Radosław Sikorski przyznaje, że nie był świadkiem rozmowy Tuska z Putinem, do której doszło w Moskwie w 2008 roku. W niedawnym wywiadzie dla amerykańskiego portalu Politico marszałek Sejmu ujawnił, że Władimir Putin powiedział wtedy Tuskowi, iż "Ukraina jest sztucznym państwem, że Lwów jest polskim miastem i że warto zająć się tym wspólnie".

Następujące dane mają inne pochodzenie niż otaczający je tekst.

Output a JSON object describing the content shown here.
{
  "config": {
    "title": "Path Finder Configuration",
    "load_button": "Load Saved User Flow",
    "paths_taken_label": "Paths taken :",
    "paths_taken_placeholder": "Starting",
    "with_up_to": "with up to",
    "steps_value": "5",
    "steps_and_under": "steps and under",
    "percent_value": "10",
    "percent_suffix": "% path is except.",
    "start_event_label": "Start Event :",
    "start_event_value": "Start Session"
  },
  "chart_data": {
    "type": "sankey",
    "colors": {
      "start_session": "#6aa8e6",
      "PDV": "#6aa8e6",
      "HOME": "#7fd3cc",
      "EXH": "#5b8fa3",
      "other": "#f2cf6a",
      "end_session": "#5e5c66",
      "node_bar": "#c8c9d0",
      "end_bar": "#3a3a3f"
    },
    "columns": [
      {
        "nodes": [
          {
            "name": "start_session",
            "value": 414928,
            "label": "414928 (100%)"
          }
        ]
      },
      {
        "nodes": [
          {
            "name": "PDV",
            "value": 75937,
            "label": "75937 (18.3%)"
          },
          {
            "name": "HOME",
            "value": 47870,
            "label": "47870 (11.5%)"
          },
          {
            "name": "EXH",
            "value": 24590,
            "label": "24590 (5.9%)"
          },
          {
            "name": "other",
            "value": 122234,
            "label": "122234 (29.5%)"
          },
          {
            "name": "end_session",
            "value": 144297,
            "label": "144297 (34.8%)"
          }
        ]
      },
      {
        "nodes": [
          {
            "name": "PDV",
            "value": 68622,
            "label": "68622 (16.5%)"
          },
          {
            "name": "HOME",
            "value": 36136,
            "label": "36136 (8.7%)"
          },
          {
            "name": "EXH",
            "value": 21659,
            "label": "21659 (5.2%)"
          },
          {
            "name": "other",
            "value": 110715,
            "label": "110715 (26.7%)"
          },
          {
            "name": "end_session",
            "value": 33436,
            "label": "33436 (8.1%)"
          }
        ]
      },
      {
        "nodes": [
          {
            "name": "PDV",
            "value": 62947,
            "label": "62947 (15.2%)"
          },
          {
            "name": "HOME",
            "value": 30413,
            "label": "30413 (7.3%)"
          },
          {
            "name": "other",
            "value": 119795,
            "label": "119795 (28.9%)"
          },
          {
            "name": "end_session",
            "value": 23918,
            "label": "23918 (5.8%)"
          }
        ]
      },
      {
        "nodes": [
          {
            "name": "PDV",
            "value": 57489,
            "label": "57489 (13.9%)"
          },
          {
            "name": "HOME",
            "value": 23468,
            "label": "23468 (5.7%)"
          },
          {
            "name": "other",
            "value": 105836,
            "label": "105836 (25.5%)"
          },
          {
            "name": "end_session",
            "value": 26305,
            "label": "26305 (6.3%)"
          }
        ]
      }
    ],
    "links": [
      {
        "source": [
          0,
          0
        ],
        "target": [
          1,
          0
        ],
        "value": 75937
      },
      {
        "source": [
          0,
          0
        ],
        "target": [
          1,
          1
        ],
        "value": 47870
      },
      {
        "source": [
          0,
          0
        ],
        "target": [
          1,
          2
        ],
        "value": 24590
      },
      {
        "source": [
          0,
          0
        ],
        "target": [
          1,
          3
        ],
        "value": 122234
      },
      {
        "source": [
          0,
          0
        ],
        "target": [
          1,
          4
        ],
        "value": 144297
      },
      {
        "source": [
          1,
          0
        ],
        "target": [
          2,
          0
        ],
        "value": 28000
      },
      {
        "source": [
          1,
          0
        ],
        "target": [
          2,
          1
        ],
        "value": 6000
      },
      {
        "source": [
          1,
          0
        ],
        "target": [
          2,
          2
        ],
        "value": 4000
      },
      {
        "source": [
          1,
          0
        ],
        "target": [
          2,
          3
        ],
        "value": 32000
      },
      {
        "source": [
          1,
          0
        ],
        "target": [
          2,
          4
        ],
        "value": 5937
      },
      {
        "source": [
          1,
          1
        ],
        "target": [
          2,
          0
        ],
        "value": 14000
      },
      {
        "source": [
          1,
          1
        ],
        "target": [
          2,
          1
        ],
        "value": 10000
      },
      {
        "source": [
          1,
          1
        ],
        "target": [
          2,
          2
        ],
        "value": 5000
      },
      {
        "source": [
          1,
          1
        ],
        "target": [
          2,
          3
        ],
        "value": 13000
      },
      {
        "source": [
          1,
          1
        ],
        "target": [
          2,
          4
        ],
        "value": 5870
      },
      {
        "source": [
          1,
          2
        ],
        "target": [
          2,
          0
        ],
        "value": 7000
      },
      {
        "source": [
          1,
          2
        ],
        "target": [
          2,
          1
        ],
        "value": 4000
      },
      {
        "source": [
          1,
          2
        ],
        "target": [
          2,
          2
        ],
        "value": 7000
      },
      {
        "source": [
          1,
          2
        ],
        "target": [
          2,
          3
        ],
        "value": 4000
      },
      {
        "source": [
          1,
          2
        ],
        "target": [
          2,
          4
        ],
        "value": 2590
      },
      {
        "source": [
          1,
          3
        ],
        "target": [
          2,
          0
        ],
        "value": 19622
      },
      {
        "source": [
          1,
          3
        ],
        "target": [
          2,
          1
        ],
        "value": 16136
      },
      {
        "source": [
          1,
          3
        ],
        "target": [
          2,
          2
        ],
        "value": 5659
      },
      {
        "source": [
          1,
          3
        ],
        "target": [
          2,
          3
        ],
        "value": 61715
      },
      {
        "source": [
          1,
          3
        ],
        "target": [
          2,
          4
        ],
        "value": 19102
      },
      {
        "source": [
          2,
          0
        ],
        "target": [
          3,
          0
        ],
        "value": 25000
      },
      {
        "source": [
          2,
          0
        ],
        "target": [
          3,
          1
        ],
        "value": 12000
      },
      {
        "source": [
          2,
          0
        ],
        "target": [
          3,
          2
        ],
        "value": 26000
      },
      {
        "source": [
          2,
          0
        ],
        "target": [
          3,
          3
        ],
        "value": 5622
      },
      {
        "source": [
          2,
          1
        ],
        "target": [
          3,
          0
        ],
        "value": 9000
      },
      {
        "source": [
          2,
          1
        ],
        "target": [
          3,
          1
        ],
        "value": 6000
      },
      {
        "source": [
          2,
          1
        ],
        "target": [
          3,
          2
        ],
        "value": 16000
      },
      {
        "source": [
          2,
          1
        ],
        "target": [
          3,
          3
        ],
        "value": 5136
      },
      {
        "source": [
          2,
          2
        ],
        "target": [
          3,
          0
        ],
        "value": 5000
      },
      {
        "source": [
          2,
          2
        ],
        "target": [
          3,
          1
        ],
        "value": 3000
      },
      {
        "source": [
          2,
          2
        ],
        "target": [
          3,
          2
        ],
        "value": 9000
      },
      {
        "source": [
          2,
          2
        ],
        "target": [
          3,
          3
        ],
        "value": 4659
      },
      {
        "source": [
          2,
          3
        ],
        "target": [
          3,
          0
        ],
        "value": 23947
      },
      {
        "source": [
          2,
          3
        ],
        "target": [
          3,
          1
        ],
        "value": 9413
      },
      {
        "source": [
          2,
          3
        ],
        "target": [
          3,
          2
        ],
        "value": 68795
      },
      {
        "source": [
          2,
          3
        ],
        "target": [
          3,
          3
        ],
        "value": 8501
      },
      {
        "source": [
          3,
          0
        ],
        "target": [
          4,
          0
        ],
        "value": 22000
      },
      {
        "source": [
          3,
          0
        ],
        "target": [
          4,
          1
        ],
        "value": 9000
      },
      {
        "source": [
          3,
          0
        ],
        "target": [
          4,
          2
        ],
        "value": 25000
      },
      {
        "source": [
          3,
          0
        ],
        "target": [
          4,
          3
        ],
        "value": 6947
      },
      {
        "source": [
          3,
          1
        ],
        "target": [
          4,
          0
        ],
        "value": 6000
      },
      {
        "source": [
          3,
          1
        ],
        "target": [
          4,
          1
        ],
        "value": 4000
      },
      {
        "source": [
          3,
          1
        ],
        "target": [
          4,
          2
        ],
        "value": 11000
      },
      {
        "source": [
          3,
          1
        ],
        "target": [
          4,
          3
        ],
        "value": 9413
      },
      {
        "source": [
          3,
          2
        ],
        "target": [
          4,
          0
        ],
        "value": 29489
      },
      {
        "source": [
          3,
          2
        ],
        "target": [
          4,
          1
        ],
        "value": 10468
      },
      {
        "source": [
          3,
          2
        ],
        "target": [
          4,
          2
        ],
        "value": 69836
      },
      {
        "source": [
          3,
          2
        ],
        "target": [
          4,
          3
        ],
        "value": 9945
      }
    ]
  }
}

"Dotarła do mnie taka relacja" - wyjaśnia Sikorski wyborczej.pl. "Słowo "propozycja" jest nadinterpretacją. Miały paść słowa, które wtedy można było wziąć za aluzję historyczną albo ponury żart" - dodał marszałek Sejmu. Sikorski powiedział, że w 2008 roku brzmiało to "surrealistycznie". Dodał, że działo się to przed szczytem NATO w Bukareszcie, na którym "Putin powiedział wprost, że Ukraina to sztuczne państwo, zlepek terenów Rosji, Rumunii, Węgier oraz Polski". Tekst przemówienia Putina przekazaliśmy Ukrainie - dodał Sikorski, który był wtedy ministrem spraw zagranicznych. "Dzieliliśmy się naszymi intuicjami z wieloma przywódcami Zachodu, ale do czasu aneksji Krymu nie wszyscy dawali im wiarę" - powiedział Sikorski. Przypomniał, że "prezydent Putin podobnym językiem rozmawia z wieloma przywódcami Europy i świata, na przykład kiedy powiedział ostatnio przewodniczącemu Barosso, że w dwa tygodnie może być w Kijowie". Marszałek przypomniał, że wiceprzewodniczący rosyjskiej Dumy Państwowej Władimir Żyrinowski rozesłał parę miesięcy temu do kilku europejskich rządów pisma z propozycją aneksji niektórych regionów Ukrainy.

Na pytanie, dlaczego w 2008 roku nie ujawnił propozycji Putina, Sikorski odpowiedział, że "te aluzje okazały się znaczące dopiero później, po szczycie NATO, po wojnie w Gruzji i po aneksji Krymu". Marszałek Sejmu uznał za niedorzeczne zarzuty o uległości wobec Rosji, wysuwane przez opozycję. "Zawsze realizowaliśmy polskie interesy w relacjach z Moskwą. Tak jak mówiła w poniedziałek wieczorem pani premier Kopacz, Polska nigdy nie będzie brała udział u w aneksjach innych krajów" - oświadczył Sikorski. Dodał, że "w Europie mamy dziś taki problem, że politycy rosyjscy mówią do nas językiem twardej dyplomacji i siły. A my do Rosji nadal próbujemy mówić językiem postmodernistycznym, w którym konflikt jest nie do wyobrażenia. Wtedy, kiedy rosyjscy politycy nam grożą wojną czy bojkotem handlowym, powinniśmy usłyszeć od europejskich polityków, co oni zamierzają zrobić w odzewie" - powiedział Radosław Sikorski. Komentując zamieszanie wokół jego wypowiedzi oświadczył: "To jest klasyczna wsobność polskiej polityki - za słowa czy działania innych krajów zawsze chłopcem do bicia musi być ktoś u nas".

W wywiadzie dla wyborcza.pl Sikorski deklaruje, że bierze odpowiedzialność za to, co powiedział. Prawo i Sprawiedliwość zapowiedziało, że złoży wniosek o jego odwołanie z funkcji marszałka.